Códigos: la definición en 2014 despierta fantasmas en la Corte

La defensa que el Gobierno hizo este mes del proyecto de reforma del Código Civil,  en el Congreso con Julio Alak a la cabeza, quedará ahora pendiente y sin garantías para marzo.
La defensa que el Gobierno hizo este mes del proyecto de reforma del Código Civil, en el Congreso con Julio Alak a la cabeza, quedará ahora pendiente y sin garantías para marzo.
Cuando en marzo de 2012 Ricardo Lorenzetti, Elena Highton de Nolasco y Aída Kamelmajer de Carlucci asistieron al acto en Casa Rosada en el cual Cristina de Kirchner presentó el proyecto de reforma del Código Civil y Comercial tomaron como una certeza la palabra presidencial de que la reforma saldría antes del final de ese año.

Los cruces y las intrigas por la definición de la ley de medios demoraron los tiempos al punto de llegar a las palabras de Jorge Capitanich el pasado viernes, cuando avisó que la reforma se votará recien en 2014, cuando el Congreso exhiba un kirchnerismo más dependiente de sus aliados circunstanciales.

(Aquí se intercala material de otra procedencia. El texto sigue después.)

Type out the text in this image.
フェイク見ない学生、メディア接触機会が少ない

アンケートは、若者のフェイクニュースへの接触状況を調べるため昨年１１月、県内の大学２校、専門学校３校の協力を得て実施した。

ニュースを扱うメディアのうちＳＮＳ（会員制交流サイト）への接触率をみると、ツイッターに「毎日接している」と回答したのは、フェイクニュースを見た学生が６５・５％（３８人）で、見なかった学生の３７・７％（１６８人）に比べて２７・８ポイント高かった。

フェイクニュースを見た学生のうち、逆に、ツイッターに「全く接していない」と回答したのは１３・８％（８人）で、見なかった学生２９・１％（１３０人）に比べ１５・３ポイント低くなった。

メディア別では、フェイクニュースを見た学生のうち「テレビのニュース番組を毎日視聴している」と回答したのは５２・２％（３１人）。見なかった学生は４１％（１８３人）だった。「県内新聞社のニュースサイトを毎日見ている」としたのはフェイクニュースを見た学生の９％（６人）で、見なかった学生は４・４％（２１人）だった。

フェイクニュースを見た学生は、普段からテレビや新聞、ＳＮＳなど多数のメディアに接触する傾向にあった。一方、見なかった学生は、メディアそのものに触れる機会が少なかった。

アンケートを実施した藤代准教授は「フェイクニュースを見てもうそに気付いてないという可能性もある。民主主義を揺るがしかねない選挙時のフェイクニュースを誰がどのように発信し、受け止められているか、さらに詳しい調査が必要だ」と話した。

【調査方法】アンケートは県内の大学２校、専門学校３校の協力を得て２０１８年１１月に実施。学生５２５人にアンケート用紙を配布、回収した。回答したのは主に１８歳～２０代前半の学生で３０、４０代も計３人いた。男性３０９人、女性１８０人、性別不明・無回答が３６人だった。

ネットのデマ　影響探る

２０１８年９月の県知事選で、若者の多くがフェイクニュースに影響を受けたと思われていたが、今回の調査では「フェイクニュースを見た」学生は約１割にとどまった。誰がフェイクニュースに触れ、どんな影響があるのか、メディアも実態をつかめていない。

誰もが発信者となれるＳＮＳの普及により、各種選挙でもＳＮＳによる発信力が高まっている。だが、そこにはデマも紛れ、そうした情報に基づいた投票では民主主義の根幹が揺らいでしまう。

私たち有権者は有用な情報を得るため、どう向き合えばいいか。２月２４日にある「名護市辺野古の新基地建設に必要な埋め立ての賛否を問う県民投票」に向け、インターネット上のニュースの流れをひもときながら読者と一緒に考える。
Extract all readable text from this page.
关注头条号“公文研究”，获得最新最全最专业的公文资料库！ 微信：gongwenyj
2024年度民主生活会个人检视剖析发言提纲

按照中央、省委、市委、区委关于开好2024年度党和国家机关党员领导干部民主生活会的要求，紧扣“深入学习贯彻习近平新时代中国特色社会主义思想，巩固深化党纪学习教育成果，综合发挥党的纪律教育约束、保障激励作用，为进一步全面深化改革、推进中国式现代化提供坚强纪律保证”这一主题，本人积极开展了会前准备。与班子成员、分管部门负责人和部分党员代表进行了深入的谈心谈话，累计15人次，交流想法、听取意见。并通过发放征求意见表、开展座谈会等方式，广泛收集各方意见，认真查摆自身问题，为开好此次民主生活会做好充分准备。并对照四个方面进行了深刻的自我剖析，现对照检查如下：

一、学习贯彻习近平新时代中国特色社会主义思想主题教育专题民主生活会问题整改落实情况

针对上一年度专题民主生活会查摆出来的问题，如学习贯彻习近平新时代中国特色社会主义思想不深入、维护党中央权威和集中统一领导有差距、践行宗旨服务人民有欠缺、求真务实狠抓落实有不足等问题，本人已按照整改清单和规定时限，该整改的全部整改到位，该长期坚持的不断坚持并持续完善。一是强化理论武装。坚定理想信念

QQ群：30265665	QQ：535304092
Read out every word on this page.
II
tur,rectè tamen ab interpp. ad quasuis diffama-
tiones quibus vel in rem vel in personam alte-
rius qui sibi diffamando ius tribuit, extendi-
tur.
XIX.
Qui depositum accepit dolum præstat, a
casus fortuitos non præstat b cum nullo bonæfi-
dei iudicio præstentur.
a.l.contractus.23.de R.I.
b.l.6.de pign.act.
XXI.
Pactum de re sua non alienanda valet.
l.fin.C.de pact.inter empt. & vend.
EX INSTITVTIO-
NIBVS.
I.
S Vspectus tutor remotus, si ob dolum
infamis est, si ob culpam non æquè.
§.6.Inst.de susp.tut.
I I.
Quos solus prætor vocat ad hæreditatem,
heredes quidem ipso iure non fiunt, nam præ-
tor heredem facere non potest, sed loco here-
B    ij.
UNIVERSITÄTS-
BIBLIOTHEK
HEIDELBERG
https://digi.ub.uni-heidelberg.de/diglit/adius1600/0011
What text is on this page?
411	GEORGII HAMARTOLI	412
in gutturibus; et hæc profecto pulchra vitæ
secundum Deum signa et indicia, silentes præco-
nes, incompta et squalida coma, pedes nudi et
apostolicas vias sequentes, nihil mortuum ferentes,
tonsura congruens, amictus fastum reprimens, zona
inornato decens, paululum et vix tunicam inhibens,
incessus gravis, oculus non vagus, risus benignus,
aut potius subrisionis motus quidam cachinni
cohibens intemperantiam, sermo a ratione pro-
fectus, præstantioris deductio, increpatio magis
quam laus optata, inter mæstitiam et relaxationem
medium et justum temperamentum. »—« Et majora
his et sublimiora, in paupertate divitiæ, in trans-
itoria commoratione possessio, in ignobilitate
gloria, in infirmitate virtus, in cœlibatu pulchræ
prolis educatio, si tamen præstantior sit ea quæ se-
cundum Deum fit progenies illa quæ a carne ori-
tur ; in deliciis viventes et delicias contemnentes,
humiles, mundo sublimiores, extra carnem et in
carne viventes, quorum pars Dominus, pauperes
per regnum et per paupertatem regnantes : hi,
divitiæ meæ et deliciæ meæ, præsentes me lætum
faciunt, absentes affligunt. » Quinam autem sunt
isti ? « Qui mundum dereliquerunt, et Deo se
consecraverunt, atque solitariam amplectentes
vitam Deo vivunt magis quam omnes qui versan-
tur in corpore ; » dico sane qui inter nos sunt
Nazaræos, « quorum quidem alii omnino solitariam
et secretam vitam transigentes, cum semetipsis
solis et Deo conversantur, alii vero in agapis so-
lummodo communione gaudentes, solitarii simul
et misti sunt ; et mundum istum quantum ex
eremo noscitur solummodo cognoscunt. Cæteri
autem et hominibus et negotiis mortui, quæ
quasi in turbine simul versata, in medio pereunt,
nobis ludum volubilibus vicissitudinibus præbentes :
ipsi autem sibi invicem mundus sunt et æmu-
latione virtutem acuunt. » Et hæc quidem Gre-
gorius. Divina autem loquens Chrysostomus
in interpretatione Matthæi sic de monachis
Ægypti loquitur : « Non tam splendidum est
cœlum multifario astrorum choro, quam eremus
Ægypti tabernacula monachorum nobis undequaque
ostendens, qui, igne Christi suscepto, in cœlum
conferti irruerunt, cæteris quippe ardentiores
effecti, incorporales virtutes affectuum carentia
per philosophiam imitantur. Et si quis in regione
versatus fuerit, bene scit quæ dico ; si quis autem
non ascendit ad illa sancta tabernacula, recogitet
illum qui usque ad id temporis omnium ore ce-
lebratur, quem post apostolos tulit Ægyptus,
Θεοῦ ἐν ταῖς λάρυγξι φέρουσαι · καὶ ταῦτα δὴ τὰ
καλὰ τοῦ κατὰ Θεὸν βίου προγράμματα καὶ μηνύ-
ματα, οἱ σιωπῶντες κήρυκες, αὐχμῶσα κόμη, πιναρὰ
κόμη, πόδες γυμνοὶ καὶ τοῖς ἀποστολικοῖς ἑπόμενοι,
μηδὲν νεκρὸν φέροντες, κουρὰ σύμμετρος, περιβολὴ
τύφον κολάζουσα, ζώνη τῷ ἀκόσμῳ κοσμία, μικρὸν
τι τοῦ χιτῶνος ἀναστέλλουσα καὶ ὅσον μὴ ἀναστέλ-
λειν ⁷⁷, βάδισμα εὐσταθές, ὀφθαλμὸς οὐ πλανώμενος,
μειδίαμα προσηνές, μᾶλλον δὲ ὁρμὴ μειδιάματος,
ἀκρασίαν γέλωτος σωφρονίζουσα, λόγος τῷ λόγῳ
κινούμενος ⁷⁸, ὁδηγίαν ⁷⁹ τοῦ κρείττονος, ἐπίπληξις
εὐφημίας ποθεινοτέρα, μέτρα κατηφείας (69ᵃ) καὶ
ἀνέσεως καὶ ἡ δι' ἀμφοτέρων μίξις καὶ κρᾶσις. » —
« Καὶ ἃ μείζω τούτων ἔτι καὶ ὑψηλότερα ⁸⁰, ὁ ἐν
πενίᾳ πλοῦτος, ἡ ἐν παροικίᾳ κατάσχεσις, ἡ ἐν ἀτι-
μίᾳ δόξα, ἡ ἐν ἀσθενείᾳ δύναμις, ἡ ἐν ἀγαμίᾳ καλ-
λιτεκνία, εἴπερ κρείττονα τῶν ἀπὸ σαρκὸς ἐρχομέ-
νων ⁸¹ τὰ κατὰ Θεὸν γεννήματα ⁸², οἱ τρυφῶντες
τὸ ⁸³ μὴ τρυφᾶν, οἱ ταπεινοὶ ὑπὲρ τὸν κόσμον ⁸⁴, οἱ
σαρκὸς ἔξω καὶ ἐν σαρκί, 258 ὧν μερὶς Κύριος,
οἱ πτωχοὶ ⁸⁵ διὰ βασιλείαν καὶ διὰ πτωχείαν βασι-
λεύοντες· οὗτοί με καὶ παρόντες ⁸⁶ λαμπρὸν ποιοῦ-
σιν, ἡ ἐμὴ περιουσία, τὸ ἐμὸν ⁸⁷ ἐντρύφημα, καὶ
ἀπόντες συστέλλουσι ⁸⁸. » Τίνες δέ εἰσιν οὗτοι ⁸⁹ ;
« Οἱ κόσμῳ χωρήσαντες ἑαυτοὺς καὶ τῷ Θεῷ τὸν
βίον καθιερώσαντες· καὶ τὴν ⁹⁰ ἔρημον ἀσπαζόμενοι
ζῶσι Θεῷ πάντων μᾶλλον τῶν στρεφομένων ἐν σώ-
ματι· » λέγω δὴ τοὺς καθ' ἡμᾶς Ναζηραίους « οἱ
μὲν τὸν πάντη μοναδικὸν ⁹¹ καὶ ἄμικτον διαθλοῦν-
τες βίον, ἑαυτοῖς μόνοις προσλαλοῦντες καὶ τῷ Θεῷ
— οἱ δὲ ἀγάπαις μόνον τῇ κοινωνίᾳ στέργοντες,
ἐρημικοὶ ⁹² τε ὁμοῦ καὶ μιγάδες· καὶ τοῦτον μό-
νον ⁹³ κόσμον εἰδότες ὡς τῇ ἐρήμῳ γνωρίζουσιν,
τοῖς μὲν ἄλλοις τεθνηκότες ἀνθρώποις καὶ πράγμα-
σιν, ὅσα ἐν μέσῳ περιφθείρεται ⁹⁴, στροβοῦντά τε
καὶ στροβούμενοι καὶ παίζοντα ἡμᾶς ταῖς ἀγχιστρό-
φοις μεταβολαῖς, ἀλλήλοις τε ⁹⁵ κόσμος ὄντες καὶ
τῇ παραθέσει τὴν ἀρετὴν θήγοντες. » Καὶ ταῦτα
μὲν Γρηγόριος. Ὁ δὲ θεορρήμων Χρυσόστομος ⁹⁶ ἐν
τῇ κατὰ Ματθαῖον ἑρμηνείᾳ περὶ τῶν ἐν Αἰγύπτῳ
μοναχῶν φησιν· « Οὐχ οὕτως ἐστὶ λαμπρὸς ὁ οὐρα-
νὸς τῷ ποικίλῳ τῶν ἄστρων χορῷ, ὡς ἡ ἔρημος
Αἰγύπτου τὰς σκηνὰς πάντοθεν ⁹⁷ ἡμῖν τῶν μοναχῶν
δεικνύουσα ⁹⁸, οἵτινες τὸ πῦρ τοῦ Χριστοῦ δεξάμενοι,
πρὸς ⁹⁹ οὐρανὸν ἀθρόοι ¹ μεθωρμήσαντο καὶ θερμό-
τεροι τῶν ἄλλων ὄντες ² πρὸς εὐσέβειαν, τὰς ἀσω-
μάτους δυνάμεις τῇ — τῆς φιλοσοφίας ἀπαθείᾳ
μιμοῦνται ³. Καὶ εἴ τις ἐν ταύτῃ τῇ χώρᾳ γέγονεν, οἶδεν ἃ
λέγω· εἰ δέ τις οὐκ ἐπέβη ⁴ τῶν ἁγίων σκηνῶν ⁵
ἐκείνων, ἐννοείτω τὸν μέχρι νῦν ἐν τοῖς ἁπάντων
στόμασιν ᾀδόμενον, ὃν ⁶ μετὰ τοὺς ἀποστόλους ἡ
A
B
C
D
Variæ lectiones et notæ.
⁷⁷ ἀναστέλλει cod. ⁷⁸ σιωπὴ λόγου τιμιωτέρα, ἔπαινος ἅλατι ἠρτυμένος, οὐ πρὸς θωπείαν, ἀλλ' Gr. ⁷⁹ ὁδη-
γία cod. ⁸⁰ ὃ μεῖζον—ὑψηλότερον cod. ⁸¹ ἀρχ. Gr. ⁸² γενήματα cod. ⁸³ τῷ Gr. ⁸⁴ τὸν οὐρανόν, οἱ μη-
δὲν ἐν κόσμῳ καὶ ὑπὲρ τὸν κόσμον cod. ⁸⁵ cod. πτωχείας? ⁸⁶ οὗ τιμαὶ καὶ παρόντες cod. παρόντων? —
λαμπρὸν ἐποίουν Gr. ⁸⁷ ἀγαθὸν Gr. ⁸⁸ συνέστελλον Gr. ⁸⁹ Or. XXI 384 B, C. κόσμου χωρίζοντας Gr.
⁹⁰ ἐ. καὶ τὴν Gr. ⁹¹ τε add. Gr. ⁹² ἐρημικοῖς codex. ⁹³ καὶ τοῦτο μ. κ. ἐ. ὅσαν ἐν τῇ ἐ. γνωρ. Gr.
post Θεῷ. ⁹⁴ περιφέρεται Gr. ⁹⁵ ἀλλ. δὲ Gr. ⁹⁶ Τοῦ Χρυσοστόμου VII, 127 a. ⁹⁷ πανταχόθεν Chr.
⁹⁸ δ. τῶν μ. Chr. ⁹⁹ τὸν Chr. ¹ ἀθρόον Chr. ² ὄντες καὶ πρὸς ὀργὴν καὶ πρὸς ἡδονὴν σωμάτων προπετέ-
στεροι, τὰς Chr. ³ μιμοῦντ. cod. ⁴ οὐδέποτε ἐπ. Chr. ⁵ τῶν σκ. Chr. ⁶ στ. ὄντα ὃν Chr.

Para los autores de la reforma esta determinación implica ingresar en el peor de los escenarios. Por un lado en la Cámara de Diputados el proyecto podría sufrir nuevas modificaciones a pedido de la Iglesia y, además, entre los diputados que terminarán votando hay varios que ingresan el 10 de diciembre, que no participaron de los debates por el proyecto y desconocen diversos vericuetos de sus más de 2.600 artículos. "Esto habría que haberlo votado el año pasado y no ahora a las apuradas", deslizaron en la Corte al momento de decidir la ausencia de los integrantes de la comisión redactora ante la Comisión Bicameral.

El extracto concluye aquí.